Mrs Leigh said: ‘It’s very hard to recover from something so scary that came out of nowhere. You think you’re doing everything right and then when something like this happens, it’s hard not to think that it can happen again.’
But the yogi is happy to be back on her mat, practicing sun salutations.
She said: ‘About a year after my stroke I was about 75 per cent back to where I was before my stroke.
‘I know I will never be where I was before 100 per cent. The fact that I can touch my toes is enough to make me smile.
‘I wanted to share my story so that something like this doesn’t happen to any other yogis. I had never heard of it happening before it had happened to me.
‘If I had read of just one incidence of something similar, I would have known that a stroke was a very real possibility when I was experiencing my symptoms.
‘That it wasn’t my neck, my herniated discs or my nerves. It was my brain gasping for its life.’
WHAT IS A STROKE?
There are two kinds of stroke:
1. ISCHEMIC STROKE
An ischemic stroke – which accounts for 80 percent of strokes – occurs when there is a blockage in a blood vessel that prevents blood from reaching part of the brain.
2. HEMORRHAGIC STROKE
The more rare, a hemorrhagic stroke, occurs when a blood vessel bursts, flooding part of the brain with too much blood while depriving other areas of adequate blood supply.
It can be the result of an AVM, or arteriovenous malformation (an abnormal cluster of blood vessels), in the brain.
Thirty percent of subarachnoid hemorrhage sufferers die before reaching the hospital. A further 25 percent die within 24 hours.
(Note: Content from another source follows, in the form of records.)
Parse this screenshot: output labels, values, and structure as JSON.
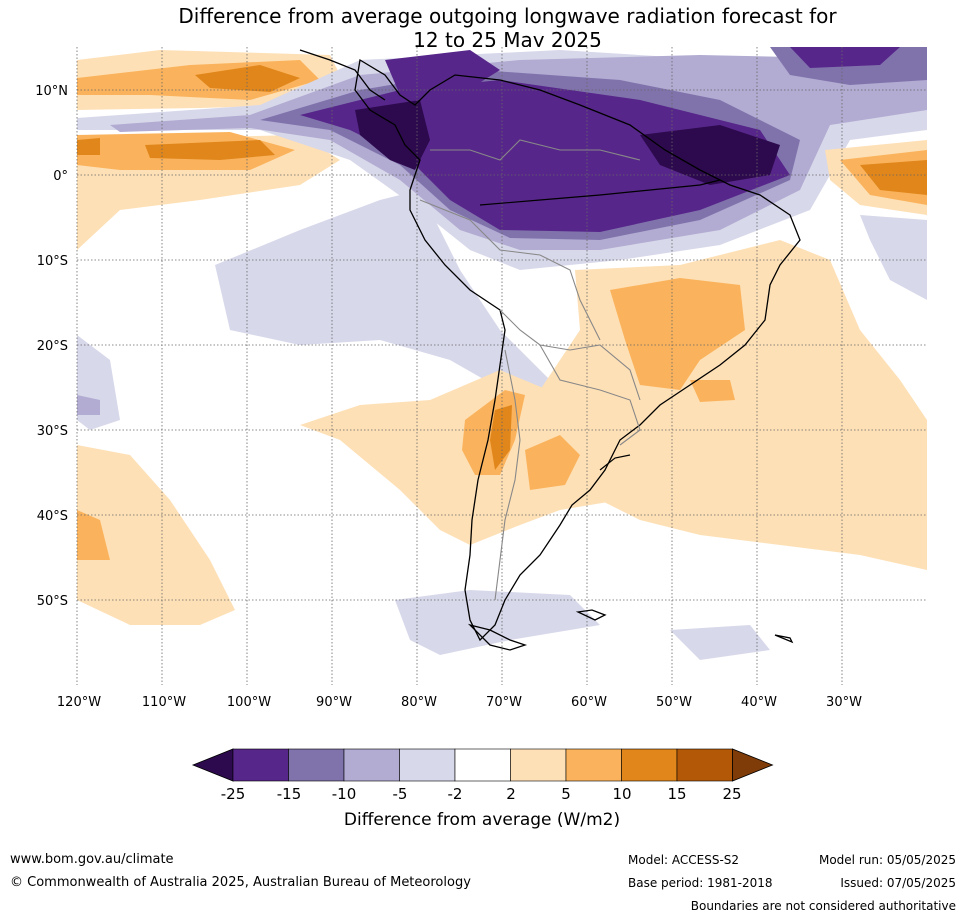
{
  "title": {
    "line1": "Difference from average outgoing longwave radiation forecast for",
    "line2": "12 to 25 May 2025"
  },
  "map": {
    "lat_labels": [
      "10°N",
      "0°",
      "10°S",
      "20°S",
      "30°S",
      "40°S",
      "50°S"
    ],
    "lon_labels": [
      "120°W",
      "110°W",
      "100°W",
      "90°W",
      "80°W",
      "70°W",
      "60°W",
      "50°W",
      "40°W",
      "30°W"
    ],
    "extent": {
      "lon_min": -120,
      "lon_max": -20,
      "lat_min": -60,
      "lat_max": 15
    },
    "regions": [
      {
        "name": "suppressed convection Pacific 5-10N",
        "level": 10,
        "color": "#e0861b"
      },
      {
        "name": "enhanced convection northern South America",
        "level": -25,
        "color": "#2d0a4e"
      },
      {
        "name": "enhanced convection Amazon",
        "level": -15,
        "color": "#57268a"
      },
      {
        "name": "reduced OLR eastern Pacific",
        "level": -5,
        "color": "#d7d8ea"
      },
      {
        "name": "above average Brazil",
        "level": 5,
        "color": "#fab35c"
      },
      {
        "name": "above average central Argentina",
        "level": 5,
        "color": "#fab35c"
      },
      {
        "name": "above average Atlantic equatorial",
        "level": 15,
        "color": "#b35806"
      }
    ]
  },
  "colorbar": {
    "ticks": [
      "-25",
      "-15",
      "-10",
      "-5",
      "-2",
      "2",
      "5",
      "10",
      "15",
      "25"
    ],
    "colors": [
      "#2d0a4e",
      "#57268a",
      "#8073ac",
      "#b2abd2",
      "#d7d8ea",
      "#ffffff",
      "#fee0b6",
      "#fab35c",
      "#e0861b",
      "#b35806",
      "#7f3b08"
    ],
    "label": "Difference from average (W/m2)"
  },
  "footer": {
    "url": "www.bom.gov.au/climate",
    "copyright": "© Commonwealth of Australia 2025, Australian Bureau of Meteorology",
    "model": "Model: ACCESS-S2",
    "base_period": "Base period: 1981-2018",
    "model_run": "Model run: 05/05/2025",
    "issued": "Issued: 07/05/2025",
    "boundaries": "Boundaries are not considered authoritative"
  }
}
And 40 percent of survivors die within a week.
Age, high blood pressure, smoking, obesity, sedentary lifestyle, diabetes, atrial fibrillation, family history, and history of a previous stroke or TIA are all risk factors for having a stroke.
SYMPTOMS OF A STROKE
- Sudden numbness or weakness of the face, arm or leg, especially on one side of the body
- Sudden confusion, trouble speaking or understanding
- Sudden trouble seeing or blurred vision in one or both eyes
- Sudden trouble walking, dizziness, loss of balance or coordination
- Sudden severe headache with no known cause
Of the roughly three out of four people who survive a stroke, many will have life-long disabilities.
This includes difficulty walking, communicating, eating, and completing everyday tasks or chores.
Both are potentially fatal, and patients require surgery or a drug called tPA (tissue plasminogen activator) within three hours to save them.